Review by Marc Ashdown


AS WITH all films which gain notoriety for the content of single scenes, Intimacy's much-publicised treatment of sex has elevated it into the public eye way before its release.

Though the sex will overshadow the story, perhaps a little unfairly, the act itself has certainly never been portrayed in quite such an unelegant, mundane and, well, unsexy, light as here.

Always a subject which gets the critical pens scribbling furiously, sex in the movies has previously been something of a curious affair: always glamorous and keen to present perfect characters with well-formed bodies romantically doing what the heart desires, and to hell with the rest.

But in reality it is never as simple as movies would profess, and just as David Lynch has spent a career peeling paint off the perfect picket fences of Smalltown America to reveal something altogether more ugly; Patrice Chereau delves into the murky depths of the human mind to paint a bleak picture of a society driven by need, for both desire and survival.

Why Jay (Mark Rylance) and Clare (Kerry Fox) meet every Wednesday for simplistic no-questions-asked sex, is never made clear.

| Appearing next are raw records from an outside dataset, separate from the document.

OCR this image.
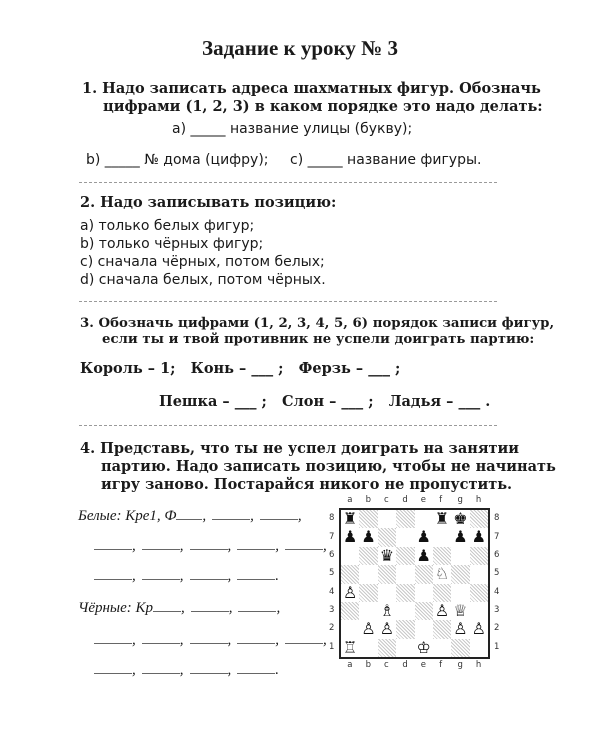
Задание к уроку № 3
1. Надо записать адреса шахматных фигур. Обозначь
цифрами (1, 2, 3) в каком порядке это надо делать:
а) _____ название улицы (букву);
b) _____ № дома (цифру); с) _____ название фигуры.
2. Надо записывать позицию:
а) только белых фигур;
b) только чёрных фигур;
с) сначала чёрных, потом белых;
d) сначала белых, потом чёрных.
3. Обозначь цифрами (1, 2, 3, 4, 5, 6) порядок записи фигур,
если ты и твой противник не успели доиграть партию:
Король – 1;   Конь – ___ ;   Ферзь – ___ ;
Пешка – ___ ;   Слон – ___ ;   Ладья – ___ .
4. Представь, что ты не успел доиграть на занятии
партию. Надо записать позицию, чтобы не начинать
игру заново. Постарайся никого не пропустить.
Белые: Кре1, Ф ,	,	,
,	,	,	,	,
,	,	,	.
Чёрные: Кр ,	,	,
,	,	,	,	,
,	,	,	.
a b c d e f g h
a b c d e f g h
8
7
6
5
4
3
2
1
8
7
6
5
4
3
2
1
♜	♜ ♚
♟ ♟	♟ ♟ ♟
♛ ♟
♘
♙
♗	♙ ♕
♙ ♙	♙ ♙
♖	♔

Instead the focus is on the act itself: raw, ruthless, almost animalistic as the pair circle each other and pounce, to the rythm of their breathing, to satisfy their basic physical desire.

There is no emotion involved, just satisfaction. Going against all that has been drip fed us before, sex is stripped of its sugar coated exterior and reduced to an ugly, needy business, fraught with flesh and fumbling and less to do with love and instead portrayed as a ritualistic, though recreational, chore.

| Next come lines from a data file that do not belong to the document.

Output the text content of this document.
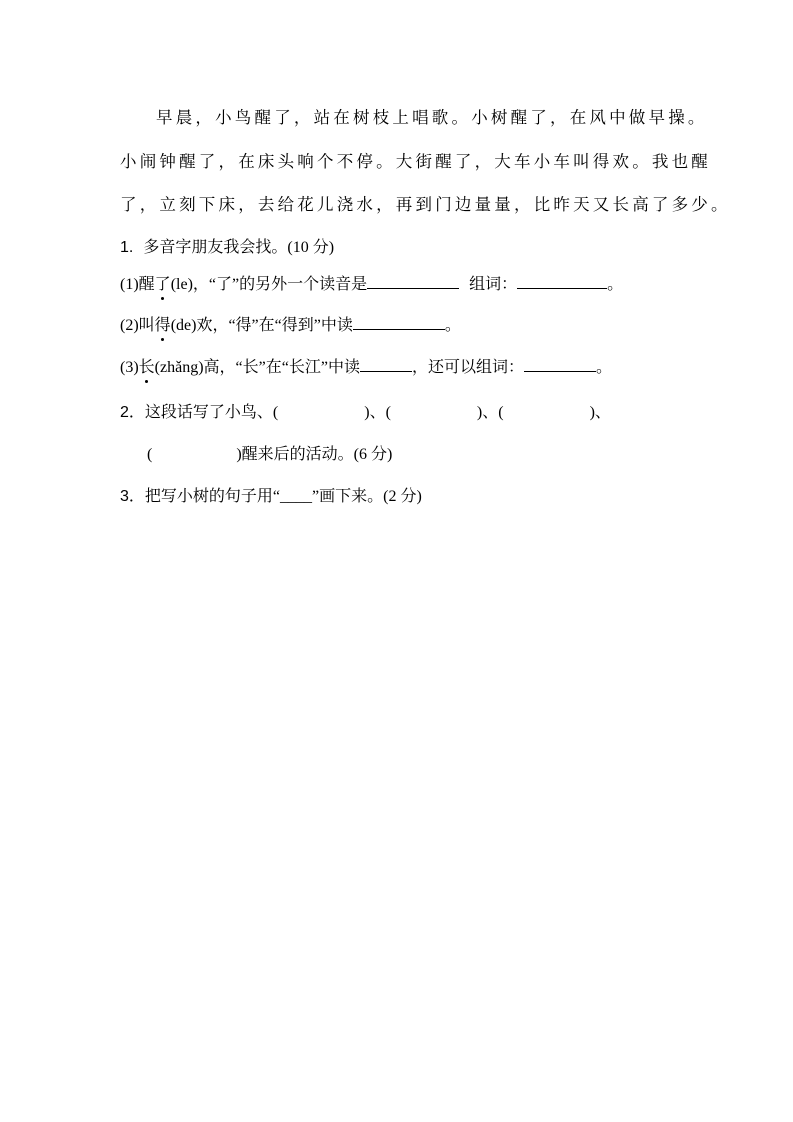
早晨，小鸟醒了，站在树枝上唱歌。小树醒了，在风中做早操。
小闹钟醒了，在床头响个不停。大街醒了，大车小车叫得欢。我也醒
了，立刻下床，去给花儿浇水，再到门边量量，比昨天又长高了多少。
1. 多音字朋友我会找。(10 分)
(1)醒了(le)，“了”的另外一个读音是	组词：	。
(2)叫得(de)欢，“得”在“得到”中读	。
(3)长(zhǎng)高，“长”在“长江”中读	，还可以组词：	。
2．这段话写了小鸟、(	)、(	)、(	)、
(	)醒来后的活动。(6 分)
3．把写小树的句子用“____”画下来。(2 分)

Hollywood would also have us believe that from here we see the woman take on an obsessive manic demeanour as she sets about ruining her suitor's otherwise perfect life.

But with Hanif Kureishi (author of the superb Buddha of Suburbia) nothing is that simple. It's Jay who succumbs to curiosity and follows Clare into her world, breaking the invisible boundaries they have observed so far, and with predictably catastrophic consequences.

No doubt Fox earned her Best Actress at the Berlin Film Festival, but it is Rylance and Timothy Spall (as her downtrodden husband) who shine. Their verbal sparring, disguised as blokes down the pub chatting over pool, does much to reflect the central theme that the best communication is done, not through spoken word, but in the subtle nuances we emit subconsciously.

This really is no easy ride and though an intense, fascinating study of human behaviour when faced with emotional turmoil, it's also frustratingly contrived and loses its way slightly with what it's trying to say.

Chereau's direction is sporadic too, and although it never fails to hold the attention has a tendency to get bogged down with frivolous details. The use of settings and colour filters, though, lends another dimension, which works well at holding the narrative together.

Hard as it may be to stomach, it strives to represent a brave and bold unspoken truth about the underlying emotions buried in us all - which has to be applauded. Bleak, surreal, yet utterly engrossing and absorbing throughout.